Electrocoagulation is a process in which wastewater is treated under electrical current. Coagulant is formed during the process through the metal anode dissolution to respective ions which react with hydroxyl ions released in cathode. These metal hydroxides form complexes with pollutant ions. Pollutants are removed among metal hydroxide precipitates. This study was concentrated on describing chemistry and device structures in which electrochemical treatment operations are based on. Studied pollutants were nitrogen compounds, sulphate, trivalent and pentavalent arsenic, heavy metals, phosphate, fluoride, chloride, and bromide. In experimental part, removal of ammonium, nitrate, and sulphate during electrochemical treatment was studied separately. Main objective of this study was to find suitable metal plate material for ammonium, nitrate, and sulphate removal, respectively. Also other parameters such as pH of solution, concentration of pollutant and sodium chloride, and current density were optimized. According to this study the most suitable material for ammonium and sulphate removal by electrochemical treatment was stainless steel. Respectively, iron was the optimum material for nitrate removal. Rise in the pH of solution at the final stage of electrochemical treatment of ammonium, nitrate, and sulphate was detected.
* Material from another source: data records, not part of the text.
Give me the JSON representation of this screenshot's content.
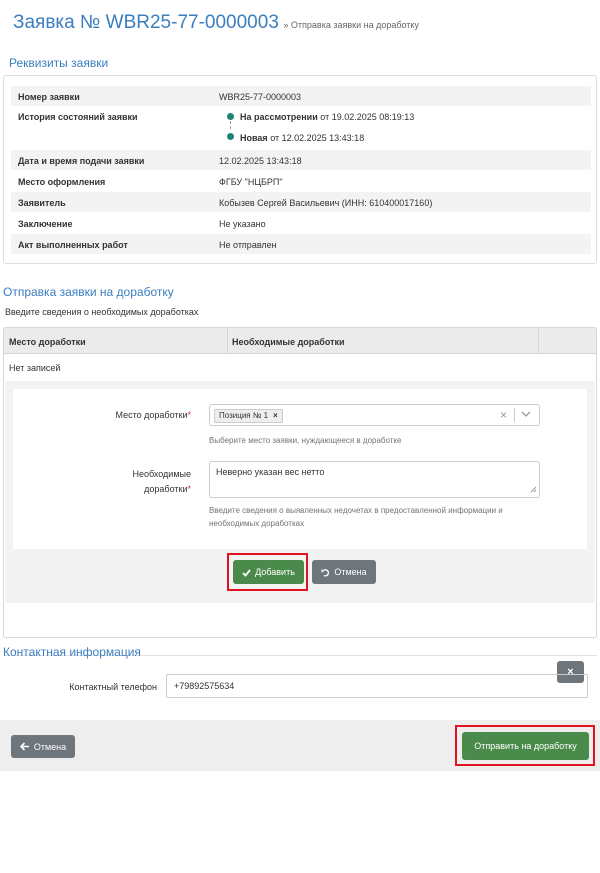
{
  "header": {
    "title": "Заявка № WBR25-77-0000003",
    "breadcrumb": "» Отправка заявки на доработку"
  },
  "requisites": {
    "title": "Реквизиты заявки",
    "rows": [
      {
        "label": "Номер заявки",
        "value": "WBR25-77-0000003"
      },
      {
        "label": "История состояний заявки"
      },
      {
        "label": "Дата и время подачи заявки",
        "value": "12.02.2025 13:43:18"
      },
      {
        "label": "Место оформления",
        "value": "ФГБУ \"НЦБРП\""
      },
      {
        "label": "Заявитель",
        "value": "Кобызев Сергей Васильевич (ИНН: 610400017160)"
      },
      {
        "label": "Заключение",
        "value": "Не указано"
      },
      {
        "label": "Акт выполненных работ",
        "value": "Не отправлен"
      }
    ],
    "history": [
      {
        "status": "На рассмотрении",
        "date": "от 19.02.2025 08:19:13"
      },
      {
        "status": "Новая",
        "date": "от 12.02.2025 13:43:18"
      }
    ]
  },
  "rework": {
    "title": "Отправка заявки на доработку",
    "description": "Введите сведения о необходимых доработках",
    "columns": [
      "Место доработки",
      "Необходимые доработки"
    ],
    "empty_text": "Нет записей",
    "form": {
      "place_label": "Место доработки",
      "place_tag": "Позиция № 1",
      "place_hint": "Выберите место заявки, нуждающееся в доработке",
      "needs_label_line1": "Необходимые",
      "needs_label_line2": "доработки",
      "needs_value": "Неверно указан вес нетто",
      "needs_hint_line1": "Введите сведения о выявленных недочетах в предоставленной информации и",
      "needs_hint_line2": "необходимых доработках",
      "required_mark": "*",
      "add_button": "Добавить",
      "cancel_button": "Отмена"
    }
  },
  "contact": {
    "title": "Контактная информация",
    "phone_label": "Контактный телефон",
    "phone_value": "+79892575634"
  },
  "footer": {
    "back_button": "Отмена",
    "submit_button": "Отправить на доработку"
  },
  "colors": {
    "accent": "#3a7ebf",
    "success": "#4a8b4c",
    "secondary": "#6e757b",
    "highlight": "#e0141e",
    "status_dot": "#1f8376"
  }
}
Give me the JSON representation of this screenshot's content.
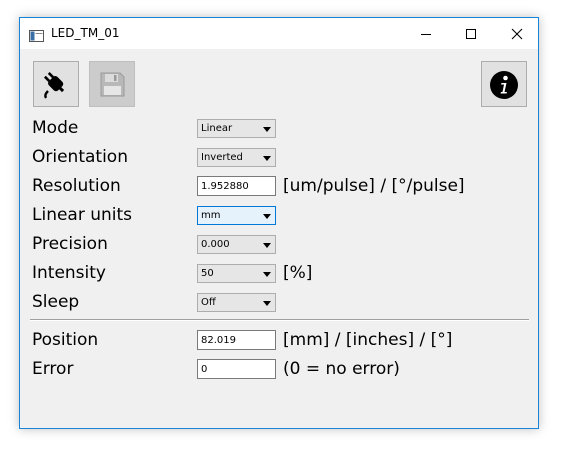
{
  "window": {
    "title": "LED_TM_01",
    "accent_color": "#1883d7"
  },
  "toolbar": {
    "connect_icon": "plug-icon",
    "save_icon": "floppy-disk-icon",
    "info_icon": "info-icon"
  },
  "settings": {
    "mode": {
      "label": "Mode",
      "value": "Linear"
    },
    "orientation": {
      "label": "Orientation",
      "value": "Inverted"
    },
    "resolution": {
      "label": "Resolution",
      "value": "1.952880",
      "unit": "[um/pulse] / [°/pulse]"
    },
    "linear_units": {
      "label": "Linear units",
      "value": "mm"
    },
    "precision": {
      "label": "Precision",
      "value": "0.000"
    },
    "intensity": {
      "label": "Intensity",
      "value": "50",
      "unit": "[%]"
    },
    "sleep": {
      "label": "Sleep",
      "value": "Off"
    }
  },
  "status": {
    "position": {
      "label": "Position",
      "value": "82.019",
      "unit": "[mm] / [inches] / [°]"
    },
    "error": {
      "label": "Error",
      "value": "0",
      "unit": "(0 = no error)"
    }
  }
}
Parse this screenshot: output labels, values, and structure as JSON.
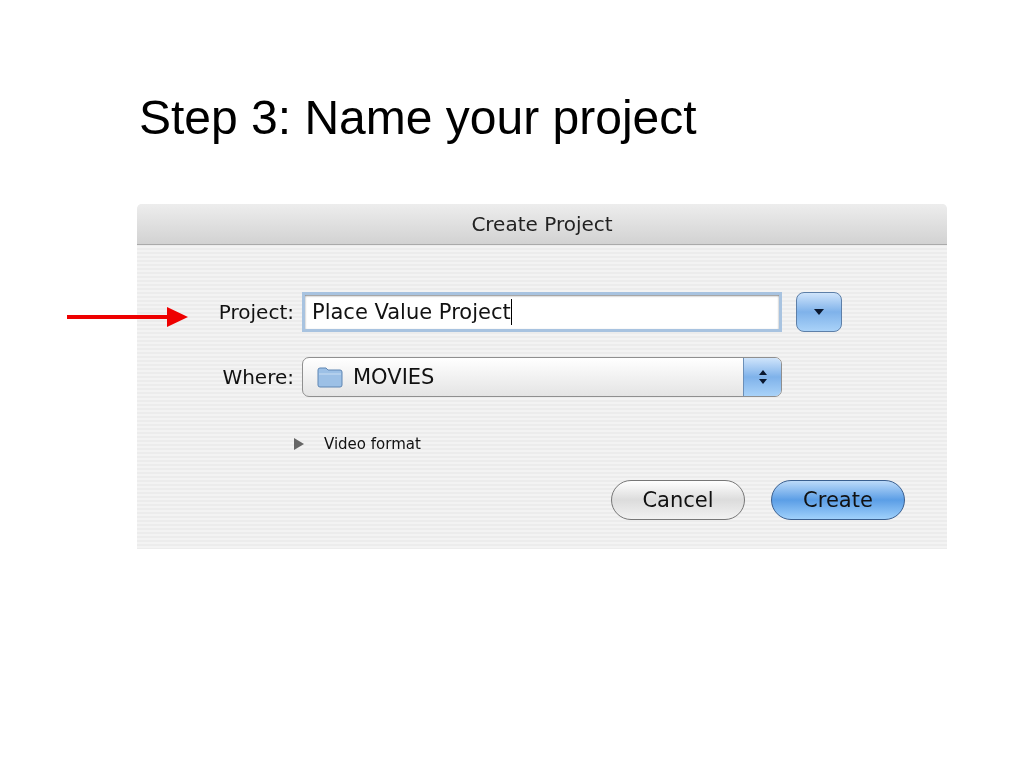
{
  "slide": {
    "title": "Step 3: Name your project"
  },
  "dialog": {
    "title": "Create Project",
    "project": {
      "label": "Project:",
      "value": "Place Value Project"
    },
    "where": {
      "label": "Where:",
      "value": "MOVIES"
    },
    "disclosure": {
      "label": "Video format",
      "expanded": false
    },
    "buttons": [
      {
        "label": "Cancel",
        "default": false
      },
      {
        "label": "Create",
        "default": true
      }
    ]
  }
}
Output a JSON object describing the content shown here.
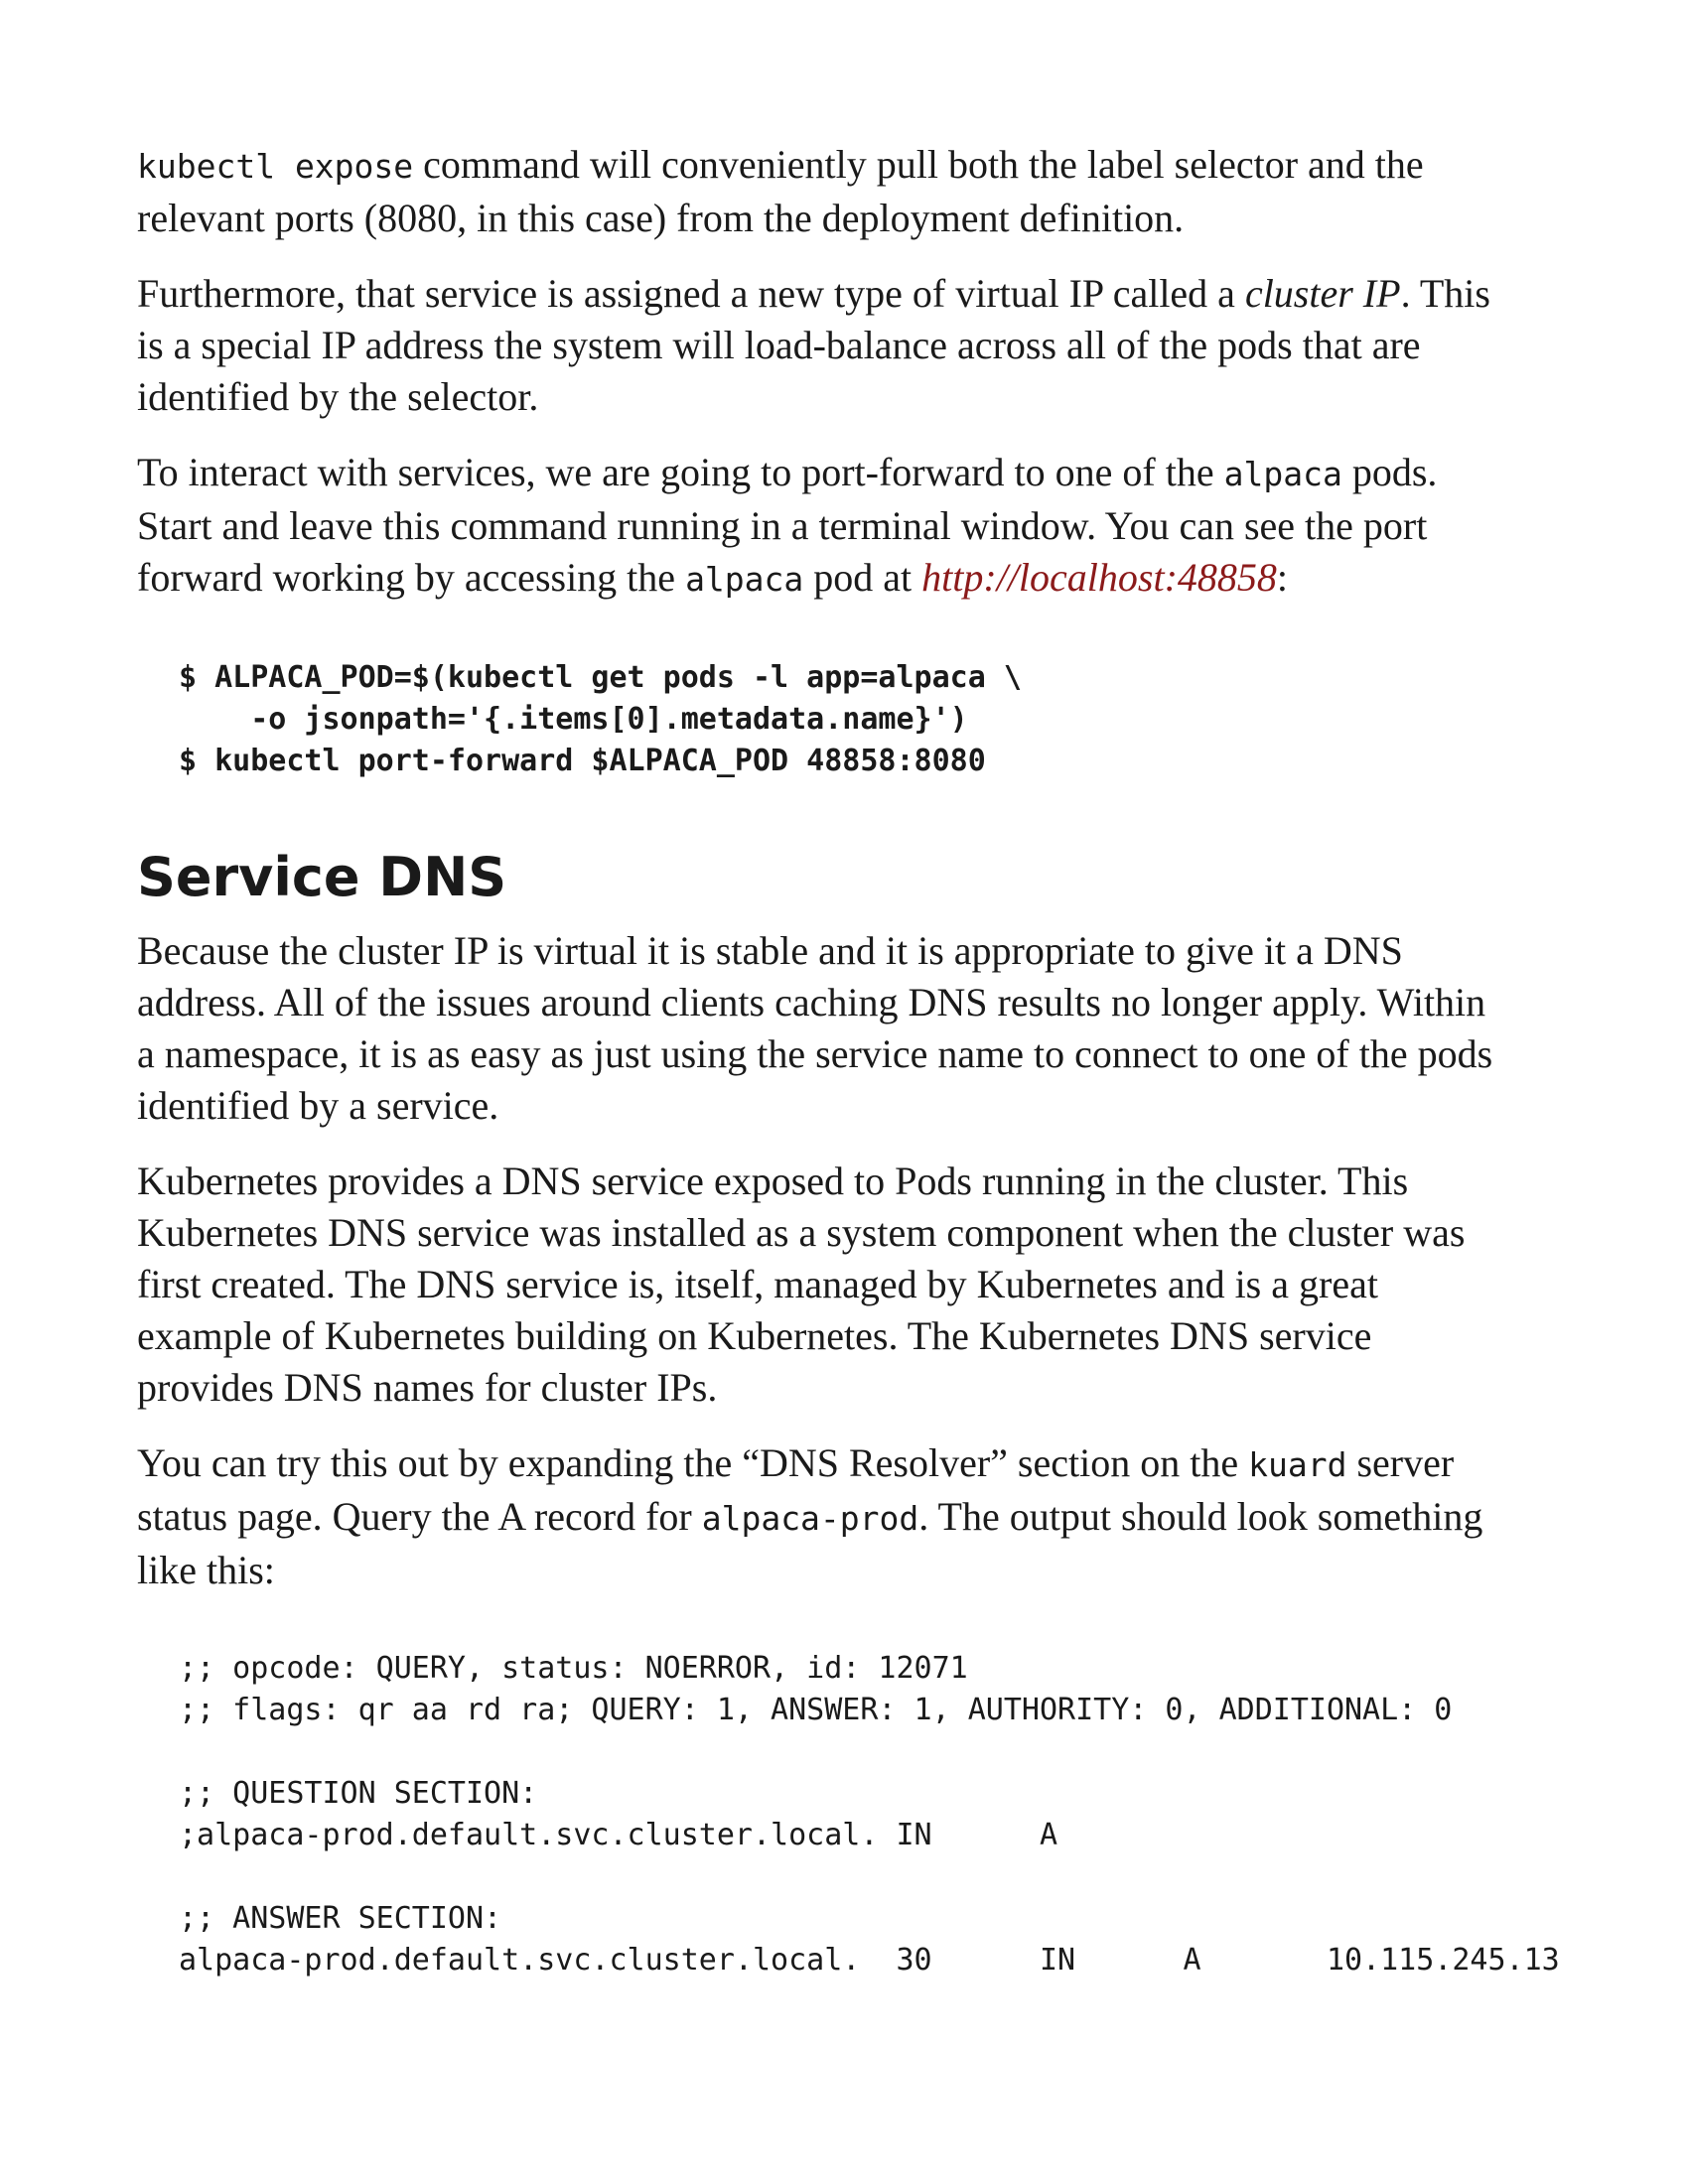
{
  "paragraphs": {
    "p1": {
      "l1_code": "kubectl expose",
      "l1_text": " command will conveniently pull both the label selector and the",
      "l2": "relevant ports (8080, in this case) from the deployment definition."
    },
    "p2": {
      "l1_pre": "Furthermore, that service is assigned a new type of virtual IP called a ",
      "l1_em": "cluster IP",
      "l1_post": ". This",
      "l2": "is a special IP address the system will load-balance across all of the pods that are",
      "l3": "identified by the selector."
    },
    "p3": {
      "l1_pre": "To interact with services, we are going to port-forward to one of the ",
      "l1_code": "alpaca",
      "l1_post": " pods.",
      "l2": "Start and leave this command running in a terminal window. You can see the port",
      "l3_pre": "forward working by accessing the ",
      "l3_code": "alpaca",
      "l3_mid": " pod at ",
      "l3_link": "http://localhost:48858",
      "l3_post": ":"
    }
  },
  "code_block_1": {
    "line1": "$ ALPACA_POD=$(kubectl get pods -l app=alpaca \\",
    "line2": "    -o jsonpath='{.items[0].metadata.name}')",
    "line3": "$ kubectl port-forward $ALPACA_POD 48858:8080"
  },
  "section": {
    "heading": "Service DNS"
  },
  "paragraphs2": {
    "p4": {
      "l1": "Because the cluster IP is virtual it is stable and it is appropriate to give it a DNS",
      "l2": "address. All of the issues around clients caching DNS results no longer apply. Within",
      "l3": "a namespace, it is as easy as just using the service name to connect to one of the pods",
      "l4": "identified by a service."
    },
    "p5": {
      "l1": "Kubernetes provides a DNS service exposed to Pods running in the cluster. This",
      "l2": "Kubernetes DNS service was installed as a system component when the cluster was",
      "l3": "first created. The DNS service is, itself, managed by Kubernetes and is a great",
      "l4": "example of Kubernetes building on Kubernetes. The Kubernetes DNS service",
      "l5": "provides DNS names for cluster IPs."
    },
    "p6": {
      "l1_pre": "You can try this out by expanding the “DNS Resolver” section on the ",
      "l1_code": "kuard",
      "l1_post": " server",
      "l2_pre": "status page. Query the A record for ",
      "l2_code": "alpaca-prod",
      "l2_post": ". The output should look something",
      "l3": "like this:"
    }
  },
  "code_block_2": {
    "line1": ";; opcode: QUERY, status: NOERROR, id: 12071",
    "line2": ";; flags: qr aa rd ra; QUERY: 1, ANSWER: 1, AUTHORITY: 0, ADDITIONAL: 0",
    "line3": "",
    "line4": ";; QUESTION SECTION:",
    "line5": ";alpaca-prod.default.svc.cluster.local. IN      A",
    "line6": "",
    "line7": ";; ANSWER SECTION:",
    "line8": "alpaca-prod.default.svc.cluster.local.  30      IN      A       10.115.245.13"
  }
}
Conductivities of solutions decreased during ammonium removal in electrochemical processes. When nitrate and sulphate were removed electrochemically conductivities of solutions increased. Concentrations of residual metals in electrochemically treated solutions were not significant. Based on this study electrochemical treatment processes are recommended to be used in treatment of industrial wastewaters. Treatment conditions should be optimized for each wastewater matrix.